No. 10 is different. Same speed, but more outgoing, Cade has instincts that have allowed him to nab four interceptions and as a receiver find openings in the secondary. With 31 receptions and 409 yards, Cade has become quarterback Dante Markley’s top target.
In Cedaredge’s 16-12 win over Hotchkiss in last weekend’s semifinals, Cade caught two 2-point conversions from backup Trent Walker that made the difference on the scoreboard.
Cade doesn’t get picked on anymore.
But, boy, if someone does …
“I do remember some other times in middle school I’d heard some guys might be picking on him,” Carter said. “I’m like, ‘Sweet. Who’s doing it?’ “
Together, the Wasser twins, like the rest of the Bruins, say the top prize has been too blurred to talk about.
A state championship? Cedaredge hasn’t had a chance to win one since 1993.
“I think it seemed like such a tough goal,” Carter Wasser said, “that we never specifically talked about being in a state championship.”

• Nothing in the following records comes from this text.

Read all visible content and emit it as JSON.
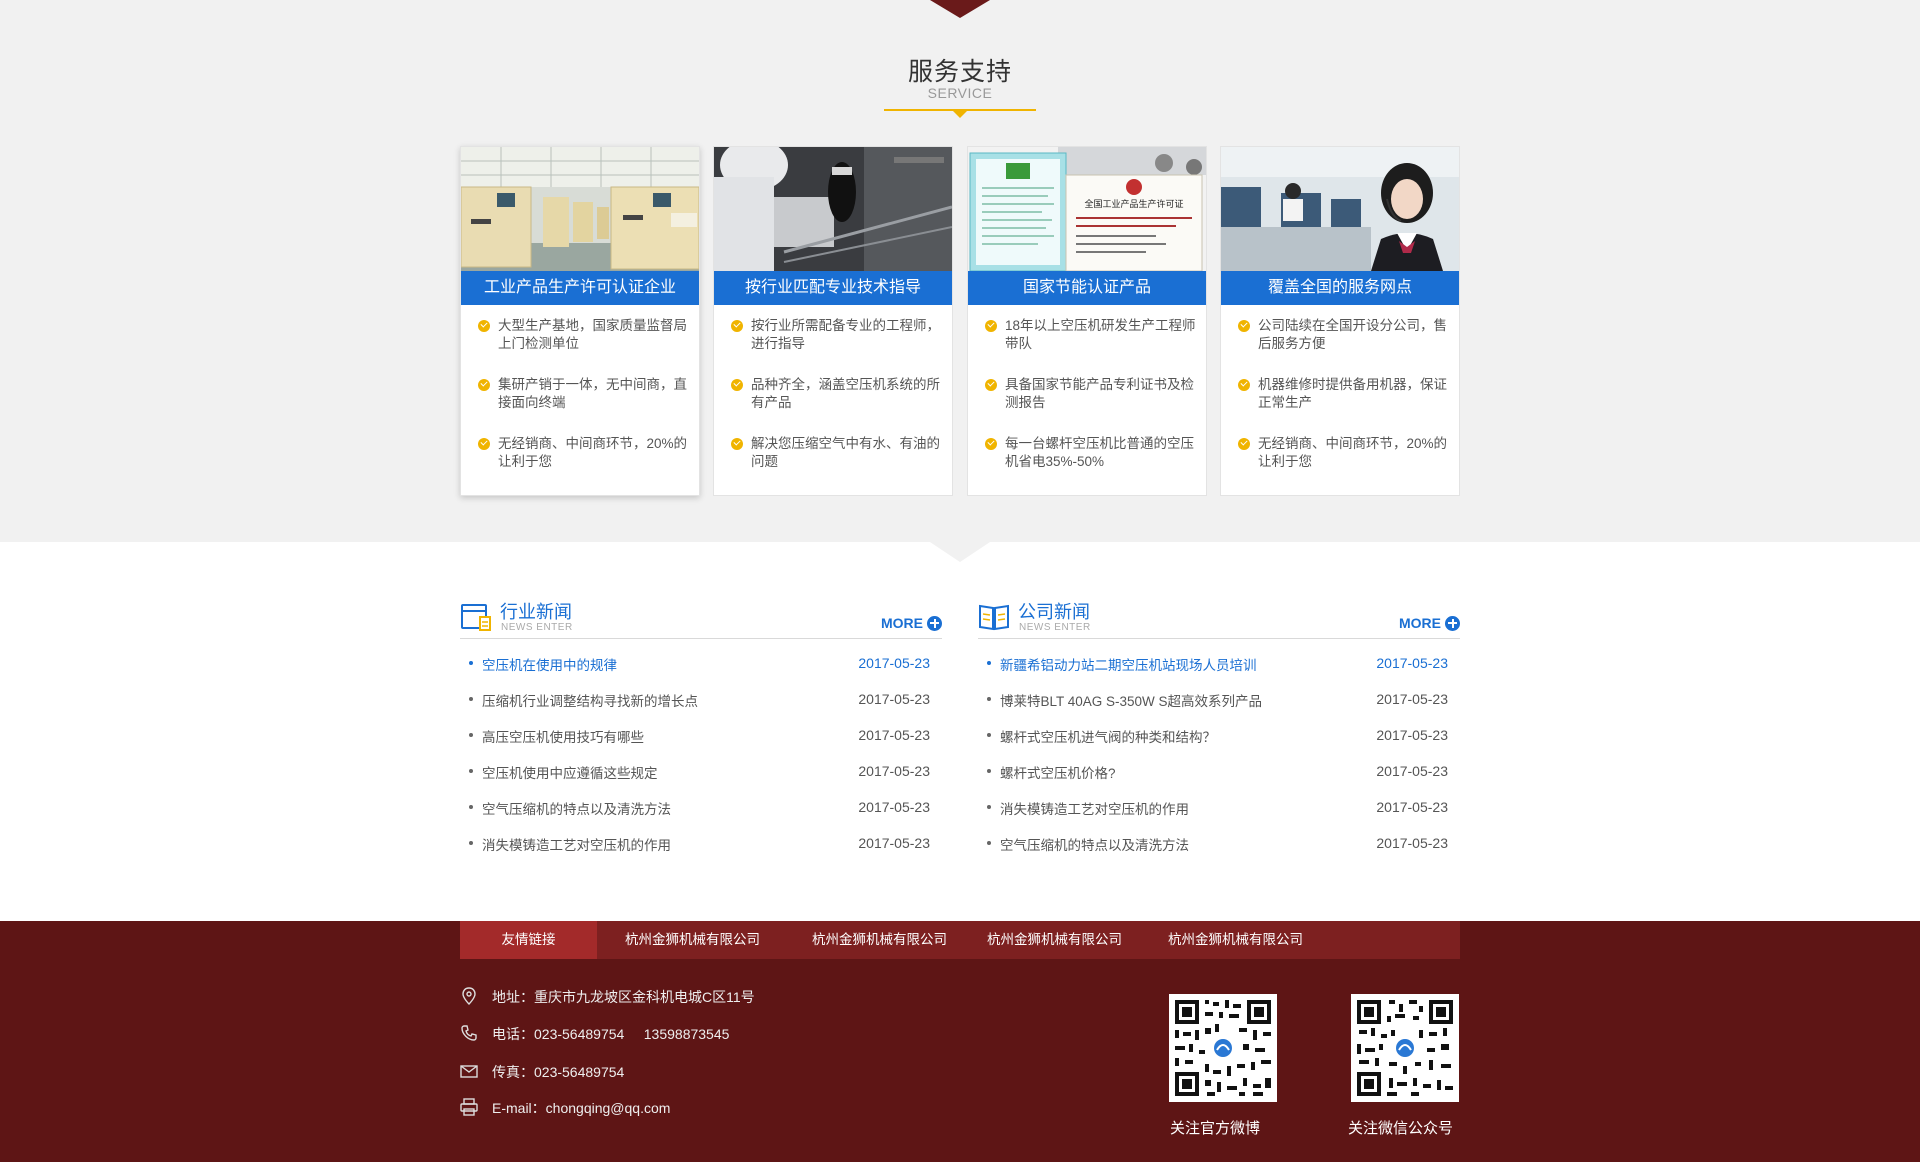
{
  "service": {
    "title": "服务支持",
    "subtitle": "SERVICE",
    "cards": [
      {
        "caption": "工业产品生产许可认证企业",
        "points": [
          "大型生产基地，国家质量监督局上门检测单位",
          "集研产销于一体，无中间商，直接面向终端",
          "无经销商、中间商环节，20%的让利于您"
        ]
      },
      {
        "caption": "按行业匹配专业技术指导",
        "points": [
          "按行业所需配备专业的工程师，进行指导",
          "品种齐全，涵盖空压机系统的所有产品",
          "解决您压缩空气中有水、有油的问题"
        ]
      },
      {
        "caption": "国家节能认证产品",
        "points": [
          "18年以上空压机研发生产工程师带队",
          "具备国家节能产品专利证书及检测报告",
          "每一台螺杆空压机比普通的空压机省电35%-50%"
        ]
      },
      {
        "caption": "覆盖全国的服务网点",
        "points": [
          "公司陆续在全国开设分公司，售后服务方便",
          "机器维修时提供备用机器，保证正常生产",
          "无经销商、中间商环节，20%的让利于您"
        ]
      }
    ],
    "cert_text": "全国工业产品生产许可证"
  },
  "industry_news": {
    "title": "行业新闻",
    "subtitle": "NEWS  ENTER",
    "more": "MORE",
    "items": [
      {
        "title": "空压机在使用中的规律",
        "date": "2017-05-23"
      },
      {
        "title": "压缩机行业调整结构寻找新的增长点",
        "date": "2017-05-23"
      },
      {
        "title": "高压空压机使用技巧有哪些",
        "date": "2017-05-23"
      },
      {
        "title": "空压机使用中应遵循这些规定",
        "date": "2017-05-23"
      },
      {
        "title": "空气压缩机的特点以及清洗方法",
        "date": "2017-05-23"
      },
      {
        "title": "消失模铸造工艺对空压机的作用",
        "date": "2017-05-23"
      }
    ]
  },
  "company_news": {
    "title": "公司新闻",
    "subtitle": "NEWS  ENTER",
    "more": "MORE",
    "items": [
      {
        "title": "新疆希铝动力站二期空压机站现场人员培训",
        "date": "2017-05-23"
      },
      {
        "title": "博莱特BLT 40AG S-350W S超高效系列产品",
        "date": "2017-05-23"
      },
      {
        "title": "螺杆式空压机进气阀的种类和结构？",
        "date": "2017-05-23"
      },
      {
        "title": "螺杆式空压机价格?",
        "date": "2017-05-23"
      },
      {
        "title": "消失模铸造工艺对空压机的作用",
        "date": "2017-05-23"
      },
      {
        "title": "空气压缩机的特点以及清洗方法",
        "date": "2017-05-23"
      }
    ]
  },
  "footer": {
    "links_label": "友情链接",
    "links": [
      "杭州金狮机械有限公司",
      "杭州金狮机械有限公司",
      "杭州金狮机械有限公司",
      "杭州金狮机械有限公司"
    ],
    "address": "地址：重庆市九龙坡区金科机电城C区11号",
    "phone": "电话：023-56489754     13598873545",
    "fax": "传真：023-56489754",
    "email": "E-mail：chongqing@qq.com",
    "qr1_caption": "关注官方微博",
    "qr2_caption": "关注微信公众号"
  },
  "colors": {
    "accent_blue": "#1a6fd3",
    "gold": "#f0b400",
    "footer_bg": "#5e1515",
    "links_bar": "#7d2020",
    "links_label": "#a32a2a"
  }
}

Of course, they were moving around too much to claim such a goal. In 2001, shortly after the Sept. 11 attacks, Adam Wasser, then a commercial pilot for United Airlines, was laid off.
“No one wanted to fly,” Cade said. Afterward, the Wassers lived in North Carolina and North Dakota until Adam Wasser began flying again, this time for Japan Airlines out of Hawaii.
When the twins were in sixth grade, the family moved to Cedaredge. Adam Wasser still is a pilot, commuting from Cedaredge to Guam, a 23-hour flight.
Cade runs precise routes, too.
“Cade is your intellectual one,” Milholland said. “He takes great pride in being smart, knowing how to get open on routes. And he’s a tough kid, too.”